The solution came through integrating Magic Checkout, a Razorpay tool that used AI to evaluate order risk. The platform disabled cash-on-delivery for high-risk orders based on historical customer data and address accuracy. It provided actionable insights, allowing FAE to block specific pin codes and IP addresses with increased RTO histories. And it offered RTO protection, covering return costs for Magic-approved orders that still encountered issues. The result: a 33% reduction in RTO rates. Operational efficiency improved dramatically. Customer satisfaction went up.
Technological adaptation was a part of other business strategies like hero-product focus and discontinuing non-performing SKUs.

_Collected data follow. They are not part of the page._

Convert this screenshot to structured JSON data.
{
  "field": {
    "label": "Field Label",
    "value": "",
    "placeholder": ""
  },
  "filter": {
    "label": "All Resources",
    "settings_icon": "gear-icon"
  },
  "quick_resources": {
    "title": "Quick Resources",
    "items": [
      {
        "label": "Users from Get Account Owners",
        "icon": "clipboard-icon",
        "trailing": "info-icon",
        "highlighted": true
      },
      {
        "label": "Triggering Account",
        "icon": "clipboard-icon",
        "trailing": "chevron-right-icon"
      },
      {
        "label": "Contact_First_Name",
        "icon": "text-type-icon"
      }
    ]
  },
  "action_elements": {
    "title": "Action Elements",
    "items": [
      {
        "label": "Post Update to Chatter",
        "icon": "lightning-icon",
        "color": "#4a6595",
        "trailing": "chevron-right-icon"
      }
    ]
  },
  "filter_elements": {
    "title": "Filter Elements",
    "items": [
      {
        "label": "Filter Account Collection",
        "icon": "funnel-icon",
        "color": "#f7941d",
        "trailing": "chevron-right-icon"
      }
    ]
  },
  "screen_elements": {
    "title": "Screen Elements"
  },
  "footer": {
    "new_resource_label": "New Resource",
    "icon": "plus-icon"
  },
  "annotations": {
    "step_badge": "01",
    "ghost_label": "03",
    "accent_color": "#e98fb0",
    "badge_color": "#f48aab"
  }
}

By FY 2024-25, FAE achieved its first profitable year. By October 2024, the brand had generated ₹10 crore in revenue with ₹1.25 crore in profit. Projected revenue for the full year: ₹22 crore. The turnaround was complete.
Key Insights:
Lived Problem
FAE Beauty was built on a real personal problem, helping her stay resilient when things get tough.Hero Focus
One standout product with strong repeat purchases drives stronger growth than a scattered portfolio of average products.Profit Discipline
Sustainable unit economics and profitability matter more than chasing high valuations or vanity metrics.Authentic Edge
Brands that genuinely reflect their consumers’ realities build deeper trust and long-term loyalty.Inclusive Opportunity
Serving overlooked but large consumer segments can open powerful markets and meaningful brand impact.